What makes an effective legislator?
With more than half of the seats in the nation's only one-house Legislature up for grabs in less than a month, let's consider what an effective Nebraska State Senator looks like.
Term limits has exacted a painful toll on the Unicameral with the departure of a popular Speaker of the Legislature and five committee chairs among nine veteran incumbents. Does that mean there will be a leadership void in the next session? Can a number of one-term senators step up to the plate? And what kind of pressure does the whole scenario put on the nine newbies?
It's a question that begs advice from the "experts," former state senators who stepped away from the George W. Norris Legislative Chamber some years ago and have had time to reflect.
Tops on former Senator Sandy Scofield's list is broad experience. The Panhandle native who represented some of the most beautiful and sparsely populated parts of the state (she lived on Deadhorse Creek southwest of Chadron) said that many times a senator has to call on what they know from personal experience to know how to vote on an issue. Two county fairs and a rodeo may not be enough.
That is followed by being ready to go toe-to-toe with the Governor. She said the Legislature should ideally serve as a check-and-balance for the sometimes-goofy ideas brought up by governors. But that's not always the case.
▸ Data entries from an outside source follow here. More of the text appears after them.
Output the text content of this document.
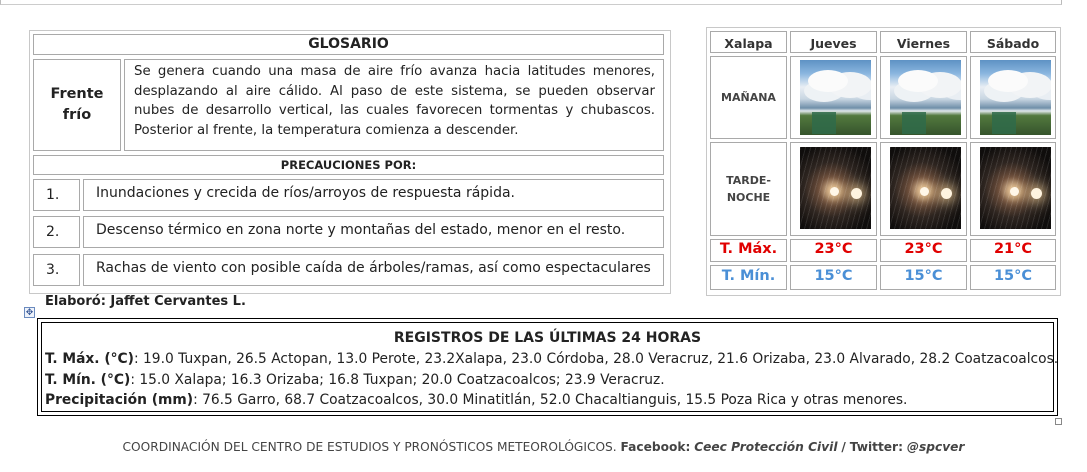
GLOSARIO
Frente frío
Se genera cuando una masa de aire frío avanza hacia latitudes menores, desplazando al aire cálido. Al paso de este sistema, se pueden observar nubes de desarrollo vertical, las cuales favorecen tormentas y chubascos. Posterior al frente, la temperatura comienza a descender.
PRECAUCIONES POR:
1.	Inundaciones y crecida de ríos/arroyos de respuesta rápida.
2.	Descenso térmico en zona norte y montañas del estado, menor en el resto.
3.	Rachas de viento con posible caída de árboles/ramas, así como espectaculares
Xalapa	Jueves	Viernes	Sábado
MAÑANA
TARDE-NOCHE
T. Máx.	23°C	23°C	21°C
T. Mín.	15°C	15°C	15°C
Elaboró: Jaffet Cervantes L.
✥
REGISTROS DE LAS ÚLTIMAS 24 HORAS
T. Máx. (°C): 19.0 Tuxpan, 26.5 Actopan, 13.0 Perote, 23.2Xalapa, 23.0 Córdoba, 28.0 Veracruz, 21.6 Orizaba, 23.0 Alvarado, 28.2 Coatzacoalcos.
T. Mín. (°C): 15.0 Xalapa; 16.3 Orizaba; 16.8 Tuxpan; 20.0 Coatzacoalcos; 23.9 Veracruz.
Precipitación (mm): 76.5 Garro, 68.7 Coatzacoalcos, 30.0 Minatitlán, 52.0 Chacaltianguis, 15.5 Poza Rica y otras menores.
COORDINACIÓN DEL CENTRO DE ESTUDIOS Y PRONÓSTICOS METEOROLÓGICOS. Facebook: Ceec Protección Civil / Twitter: @spcver
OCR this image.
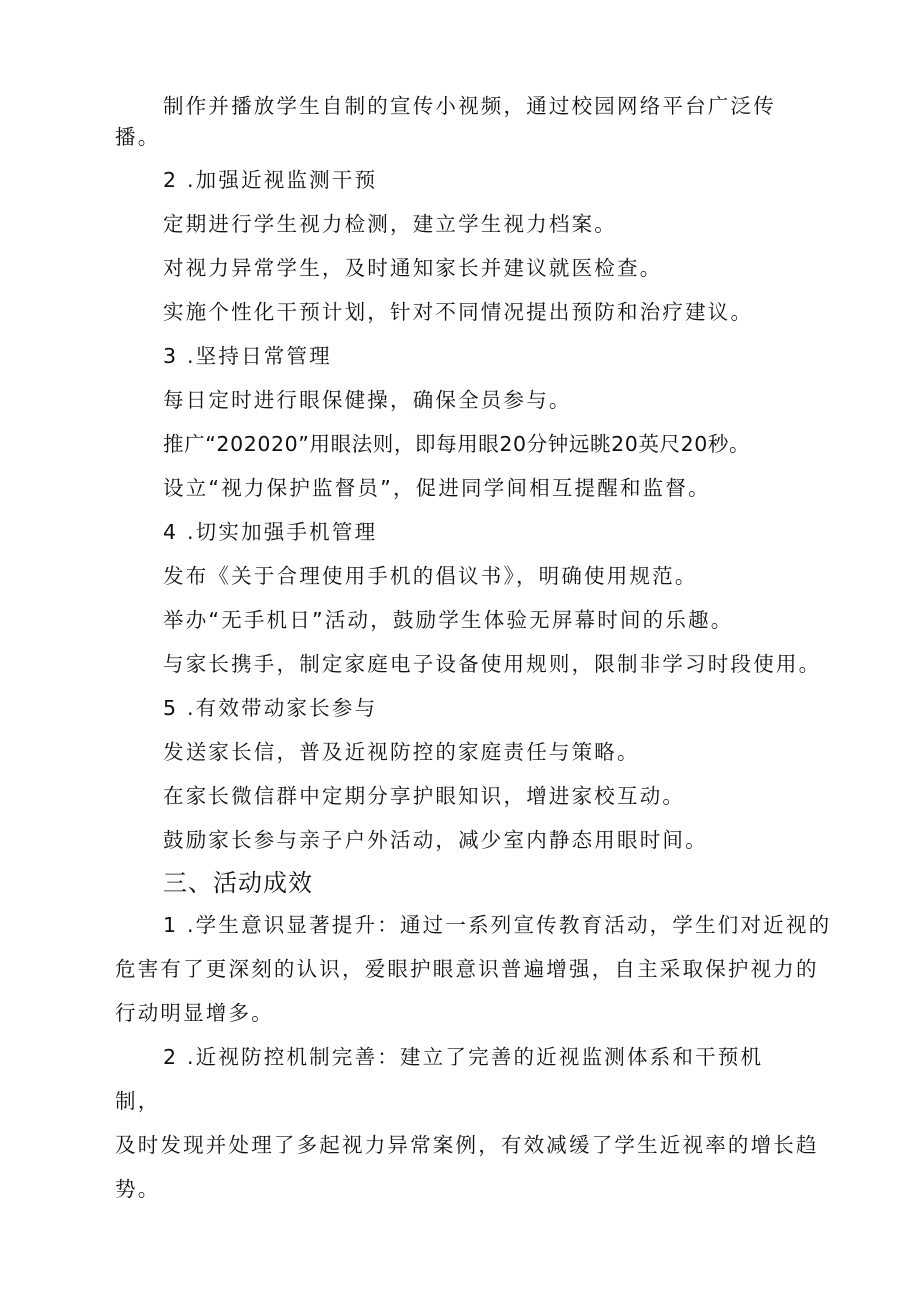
制作并播放学生自制的宣传小视频，通过校园网络平台广泛传
播。
2 .加强近视监测干预
定期进行学生视力检测，建立学生视力档案。
对视力异常学生，及时通知家长并建议就医检查。
实施个性化干预计划，针对不同情况提出预防和治疗建议。
3 .坚持日常管理
每日定时进行眼保健操，确保全员参与。
推广“202020”用眼法则，即每用眼20分钟远眺20英尺20秒。
设立“视力保护监督员”，促进同学间相互提醒和监督。
4 .切实加强手机管理
发布《关于合理使用手机的倡议书》，明确使用规范。
举办“无手机日”活动，鼓励学生体验无屏幕时间的乐趣。
与家长携手，制定家庭电子设备使用规则，限制非学习时段使用。
5 .有效带动家长参与
发送家长信，普及近视防控的家庭责任与策略。
在家长微信群中定期分享护眼知识，增进家校互动。
鼓励家长参与亲子户外活动，减少室内静态用眼时间。
三、活动成效
1 .学生意识显著提升：通过一系列宣传教育活动，学生们对近视的
危害有了更深刻的认识，爱眼护眼意识普遍增强，自主采取保护视力的
行动明显增多。
2 .近视防控机制完善：建立了完善的近视监测体系和干预机
制，
及时发现并处理了多起视力异常案例，有效减缓了学生近视率的增长趋
势。
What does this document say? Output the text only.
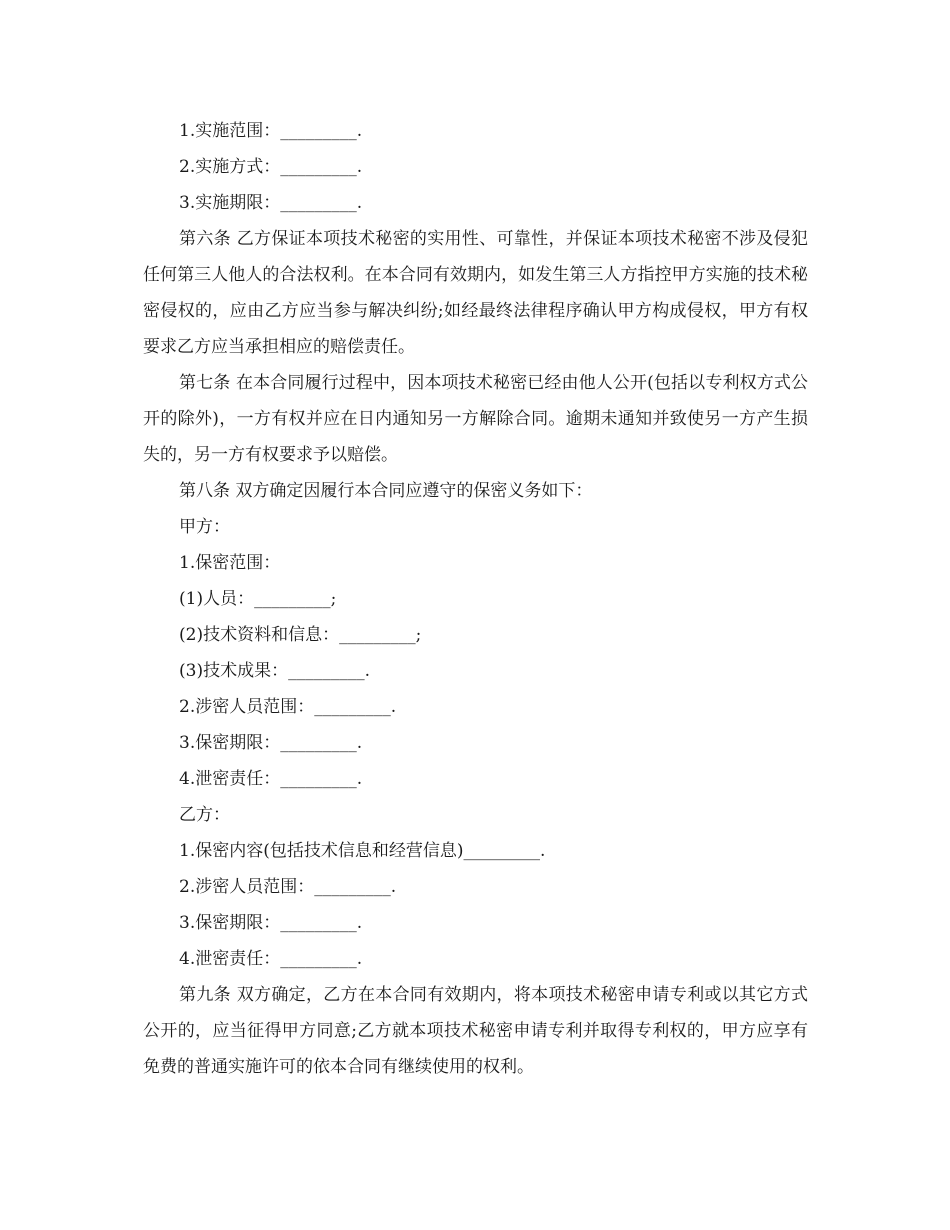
1.实施范围：_________.

2.实施方式：_________.

3.实施期限：_________.

第六条 乙方保证本项技术秘密的实用性、可靠性，并保证本项技术秘密不涉及侵犯任何第三人他人的合法权利。在本合同有效期内，如发生第三人方指控甲方实施的技术秘密侵权的，应由乙方应当参与解决纠纷;如经最终法律程序确认甲方构成侵权，甲方有权要求乙方应当承担相应的赔偿责任。

第七条 在本合同履行过程中，因本项技术秘密已经由他人公开(包括以专利权方式公开的除外)，一方有权并应在日内通知另一方解除合同。逾期未通知并致使另一方产生损失的，另一方有权要求予以赔偿。

第八条 双方确定因履行本合同应遵守的保密义务如下：

甲方：

1.保密范围：

(1)人员：_________;

(2)技术资料和信息：_________;

(3)技术成果：_________.

2.涉密人员范围：_________.

3.保密期限：_________.

4.泄密责任：_________.

乙方：

1.保密内容(包括技术信息和经营信息)_________.

2.涉密人员范围：_________.

3.保密期限：_________.

4.泄密责任：_________.

第九条 双方确定，乙方在本合同有效期内，将本项技术秘密申请专利或以其它方式公开的，应当征得甲方同意;乙方就本项技术秘密申请专利并取得专利权的，甲方应享有免费的普通实施许可的依本合同有继续使用的权利。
An effective legislator should also be articulate, able and willing to spend time studying issues and quick on his or her feet. Scofield says a senator has to represent his or her constituents and speak their language.
But they also need to speak and understand the languages of other senators. Bottom line, it's great to be able to speak Sandhills, but you also have to be able to speak Lincoln and Omaha to be really effective.
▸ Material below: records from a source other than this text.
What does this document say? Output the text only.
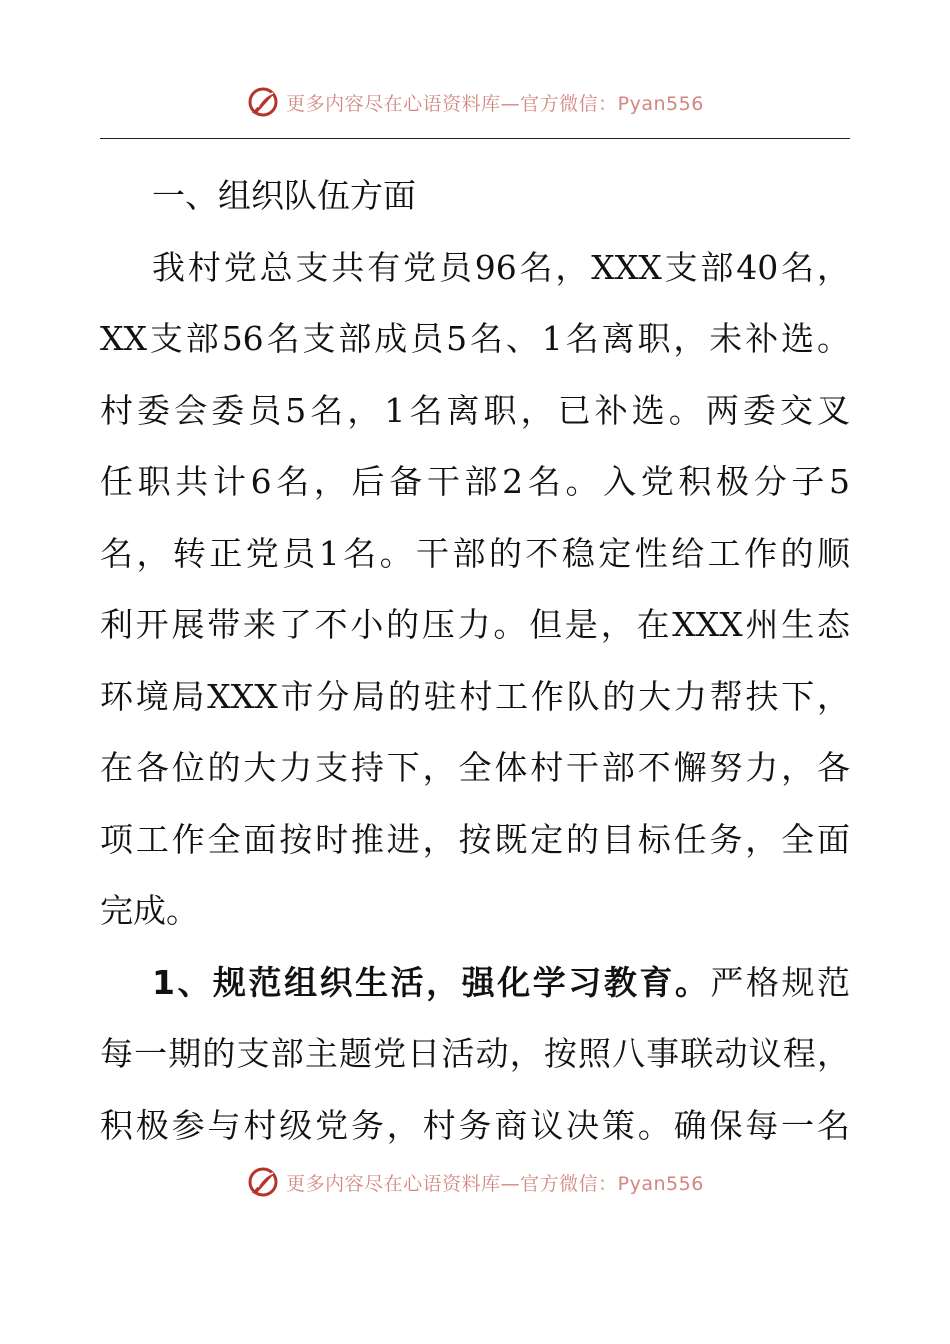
更多内容尽在心语资料库—官方微信：Pyan556
一、组织队伍方面
我村党总支共有党员96名，XXX支部40名，
XX支部56名支部成员5名、1名离职，未补选。
村委会委员5名，1名离职，已补选。两委交叉
任职共计6名，后备干部2名。入党积极分子5
名，转正党员1名。干部的不稳定性给工作的顺
利开展带来了不小的压力。但是，在XXX州生态
环境局XXX市分局的驻村工作队的大力帮扶下，
在各位的大力支持下，全体村干部不懈努力，各
项工作全面按时推进，按既定的目标任务，全面
完成。
1、规范组织生活，强化学习教育。严格规范
每一期的支部主题党日活动，按照八事联动议程，
积极参与村级党务，村务商议决策。确保每一名
更多内容尽在心语资料库—官方微信：Pyan556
The late George Coordsen, a former state Senator from Gilead in south central Nebraska, once said all rural senators had at least been to Omaha and Lincoln and thus had some idea of their issues. But, it's possible for an urban senator to never have been very far off of I-80.
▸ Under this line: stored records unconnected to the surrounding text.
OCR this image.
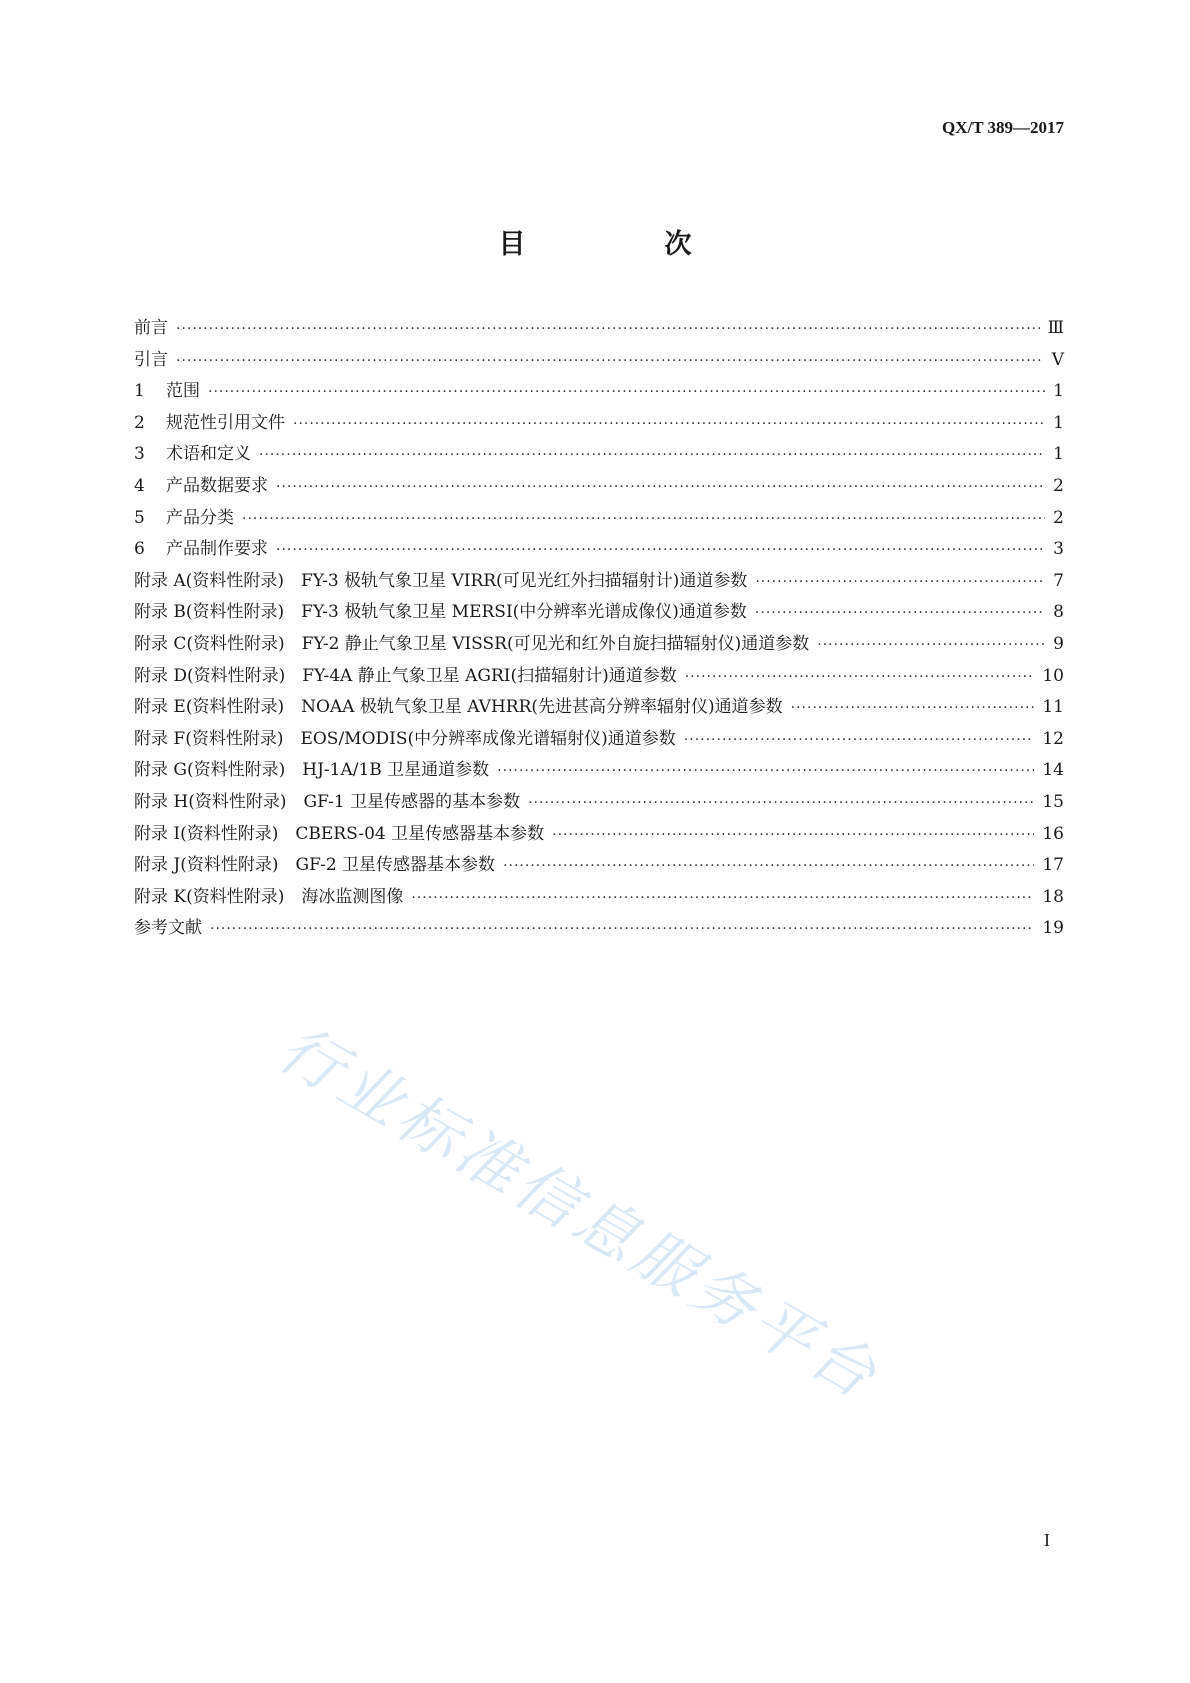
QX/T 389—2017
目　次
前言 ·····	Ⅲ
引言 ·····	Ⅴ
1	范围 ·····	1
2	规范性引用文件 ·····	1
3	术语和定义 ·····	1
4	产品数据要求 ·····	2
5	产品分类 ·····	2
6	产品制作要求 ·····	3
附录 A(资料性附录)　FY-3 极轨气象卫星 VIRR(可见光红外扫描辐射计)通道参数 ·····	7
附录 B(资料性附录)　FY-3 极轨气象卫星 MERSI(中分辨率光谱成像仪)通道参数 ·····	8
附录 C(资料性附录)　FY-2 静止气象卫星 VISSR(可见光和红外自旋扫描辐射仪)通道参数 ·····	9
附录 D(资料性附录)　FY-4A 静止气象卫星 AGRI(扫描辐射计)通道参数 ·····	10
附录 E(资料性附录)　NOAA 极轨气象卫星 AVHRR(先进甚高分辨率辐射仪)通道参数 ·····	11
附录 F(资料性附录)　EOS/MODIS(中分辨率成像光谱辐射仪)通道参数 ·····	12
附录 G(资料性附录)　HJ-1A/1B 卫星通道参数 ·····	14
附录 H(资料性附录)　GF-1 卫星传感器的基本参数 ·····	15
附录 I(资料性附录)　CBERS-04 卫星传感器基本参数 ·····	16
附录 J(资料性附录)　GF-2 卫星传感器基本参数 ·····	17
附录 K(资料性附录)　海冰监测图像 ·····	18
参考文献 ·····	19
行业标准信息服务平台
I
It wasn't that many years ago that the late Gene Mahoney, a senator from South Omaha, was making a plea for votes from rural senators for a bill that was being considered. As he closed on the bill and watched the green "yes" votes light up on the board, he said that Omaha senators vote their own conscience just like rural senators. He said there were no caucuses or collusion to unite the senators in one vote.
Just then the doors to the Rotunda opened and fellow Omaha Senator Tom Fitzgerald came down the center aisle into the chamber.
In a loud voice he asked, "Hey Gene O, how are we supposed to vote on this one?"
Veteran observers say they have never seen a tote board change colors, from green to red, "yes" to "no," faster. The suddenly red-lighted tally board seemed to be reflected in Mahoney's red face.